La Germania, la Francia, l’Ungheria, nel 2014 votarono mettendo a nudo una parte di società che si pensava totalmente irrilevante e al massimo folkloristica – nel senso negativo del termine – ma d’improvviso scoprirono come sentimenti quali razzismo ed antieuropeismo albergassero in un numero di cittadini ben maggiore di quanto si potesse sospettare.
Con il voto alle regionali francesi di pochi giorni fa si ritorna sugli stessi temi – questa volta esasperati da due attentati nel 2015 – e ad una serie di problemi sempre collegati ad immigrazione e terrorismo, che hanno concorso ad alzare il clima politico attorno all’argomento. Laura Boldrini ha dichiarato in tono vagamente apocalittico – “Stando fermi si fa un favore a chi vuole disgregare l’Ue e ciò che abbiamo ottenuto in questi 60 anni” quasi a voler sminuire il voto di quanti liberamente hanno scelto di non credere nell’Unione così com’è, preferendo un nazionalismo meno ecumenico ma sicuramente più comprensibile.

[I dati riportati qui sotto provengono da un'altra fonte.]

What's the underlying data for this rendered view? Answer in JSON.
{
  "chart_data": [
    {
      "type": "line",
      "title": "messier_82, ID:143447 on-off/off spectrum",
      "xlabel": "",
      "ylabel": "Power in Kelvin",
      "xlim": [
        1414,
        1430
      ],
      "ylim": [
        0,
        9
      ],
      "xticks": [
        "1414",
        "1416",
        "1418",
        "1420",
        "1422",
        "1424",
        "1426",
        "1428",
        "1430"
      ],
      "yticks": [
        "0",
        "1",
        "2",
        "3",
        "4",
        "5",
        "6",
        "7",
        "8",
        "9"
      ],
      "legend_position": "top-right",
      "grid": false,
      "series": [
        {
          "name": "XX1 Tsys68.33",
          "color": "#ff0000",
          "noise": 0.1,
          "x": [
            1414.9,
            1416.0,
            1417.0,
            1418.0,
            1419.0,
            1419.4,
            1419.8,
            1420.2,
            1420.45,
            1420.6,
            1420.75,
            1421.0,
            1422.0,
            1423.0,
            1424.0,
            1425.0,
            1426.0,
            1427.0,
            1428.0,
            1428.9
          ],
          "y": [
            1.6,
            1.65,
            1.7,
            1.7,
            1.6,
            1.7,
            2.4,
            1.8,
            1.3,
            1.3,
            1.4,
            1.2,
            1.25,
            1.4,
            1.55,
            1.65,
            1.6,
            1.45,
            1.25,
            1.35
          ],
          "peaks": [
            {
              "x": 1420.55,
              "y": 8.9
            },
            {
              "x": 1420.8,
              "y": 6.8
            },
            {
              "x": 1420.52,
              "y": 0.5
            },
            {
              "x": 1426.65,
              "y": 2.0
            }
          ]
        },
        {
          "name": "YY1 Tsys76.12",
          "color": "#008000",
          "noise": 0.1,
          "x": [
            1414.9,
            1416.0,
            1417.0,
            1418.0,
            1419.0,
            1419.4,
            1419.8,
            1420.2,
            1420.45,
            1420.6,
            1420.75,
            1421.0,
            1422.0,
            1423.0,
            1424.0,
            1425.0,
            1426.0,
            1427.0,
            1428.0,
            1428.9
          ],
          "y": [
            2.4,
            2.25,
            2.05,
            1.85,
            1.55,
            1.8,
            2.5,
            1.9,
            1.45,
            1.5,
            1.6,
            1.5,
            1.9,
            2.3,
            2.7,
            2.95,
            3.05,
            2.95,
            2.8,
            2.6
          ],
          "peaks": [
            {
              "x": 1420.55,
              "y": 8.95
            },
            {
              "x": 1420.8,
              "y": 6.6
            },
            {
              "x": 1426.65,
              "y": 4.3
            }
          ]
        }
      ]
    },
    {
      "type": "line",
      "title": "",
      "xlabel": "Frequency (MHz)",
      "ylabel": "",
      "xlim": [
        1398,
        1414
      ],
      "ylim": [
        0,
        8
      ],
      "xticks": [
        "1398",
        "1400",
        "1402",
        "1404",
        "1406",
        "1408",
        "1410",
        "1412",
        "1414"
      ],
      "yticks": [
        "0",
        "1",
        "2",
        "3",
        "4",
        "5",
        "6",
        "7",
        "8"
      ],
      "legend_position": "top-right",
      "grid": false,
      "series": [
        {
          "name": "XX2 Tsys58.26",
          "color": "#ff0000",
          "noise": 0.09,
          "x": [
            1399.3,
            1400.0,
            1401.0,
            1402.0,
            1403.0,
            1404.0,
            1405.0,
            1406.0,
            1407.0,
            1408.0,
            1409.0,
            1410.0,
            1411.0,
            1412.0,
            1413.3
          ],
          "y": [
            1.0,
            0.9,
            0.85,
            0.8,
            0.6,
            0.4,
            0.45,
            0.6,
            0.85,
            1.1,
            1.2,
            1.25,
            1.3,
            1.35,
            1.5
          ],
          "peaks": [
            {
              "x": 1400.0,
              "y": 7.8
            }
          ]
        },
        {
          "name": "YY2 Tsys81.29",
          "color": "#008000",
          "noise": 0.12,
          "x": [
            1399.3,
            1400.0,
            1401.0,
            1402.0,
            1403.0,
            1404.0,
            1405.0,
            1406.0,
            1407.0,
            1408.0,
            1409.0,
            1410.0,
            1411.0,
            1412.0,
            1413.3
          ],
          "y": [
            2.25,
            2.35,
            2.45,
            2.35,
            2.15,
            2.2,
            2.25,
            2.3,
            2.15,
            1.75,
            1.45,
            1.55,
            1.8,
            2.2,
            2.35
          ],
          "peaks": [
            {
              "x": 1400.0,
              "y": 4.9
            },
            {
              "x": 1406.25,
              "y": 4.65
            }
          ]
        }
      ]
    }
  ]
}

A stupire, quindi, non sono i risultati ma coloro che oggi se ne stupiscono.
Il problema reale sta nelle conseguenze che un risultato del genere potrebbe procurare. Il giorno dopo i fatti del 13 novembre, il Presidente francese ha annunciato l’inasprimento dei raid aerei sulle postazioni dello stato islamico, e così tutti i leader europei che in maniera diversa hanno garantito impegno e sostegno a Parigi nella lotta al terrorismo. Questo sostegno si è risolto nella grande maggioranza dei casi, difatti, in un contributo militare alle operazioni francesi, che difficilmente avranno serie ripercussioni sulla lotta al terrorismo e ancora meno risolveranno il vero problema con il quale l’Europa deve combattere: i folli imbevuti di cretinate in salsa islamica che ci troviamo in casa.
Il fatto è che la reazione istintiva di Hollande, al contrario, ricorda molto da vicino quella presa all’indomani del crollo delle Torri Gemelle, e come allora i dubbi su un’effettiva utilità di un approccio così poco ragionato sono tutti lì in bella mostra. Una decisione del genere però, secondo gli analisti, ha permesso all’inquilino dell’Eliseo di minimizzare i danni in questa tornata elettorale e di attestarsi su una percentuale insperata fino a pochi giorni prima. Utile quindi alla politica ma inutile alla causa principale.
La domanda che sorge quasi spontanea è: dove siamo stati noi – intesi come coalizione – fino a questo momento? Si legge di un intensificarsi dei raid, di un maggiore impegno di mezzi, di un attacco ai siti di raccolta del petrolio dell’ISIS o di una risoluzione per bloccare i fondi allo stato islamico. Tutte misure forse non condivisibili ma quantomeno logiche. Messe in atto, però, dopo un anno e mezzo dalla proclamazione del califfato; periodo durante il quale DAESH ha potuto commerciare liberamente – tra l’altro – opere d’arte e petrolio sul mercato nero. Serviva un attentato per capire la portata della minaccia? Oggi una reazione del genere – oltretutto senza impegno di militari sul campo né consenso su cosa fare della Siria una volta estirpata la minaccia di Al Baghdadi – rischia solamente di provocare altri danni collaterali e dimostra quanto il pericolo fosse stato sottovalutato.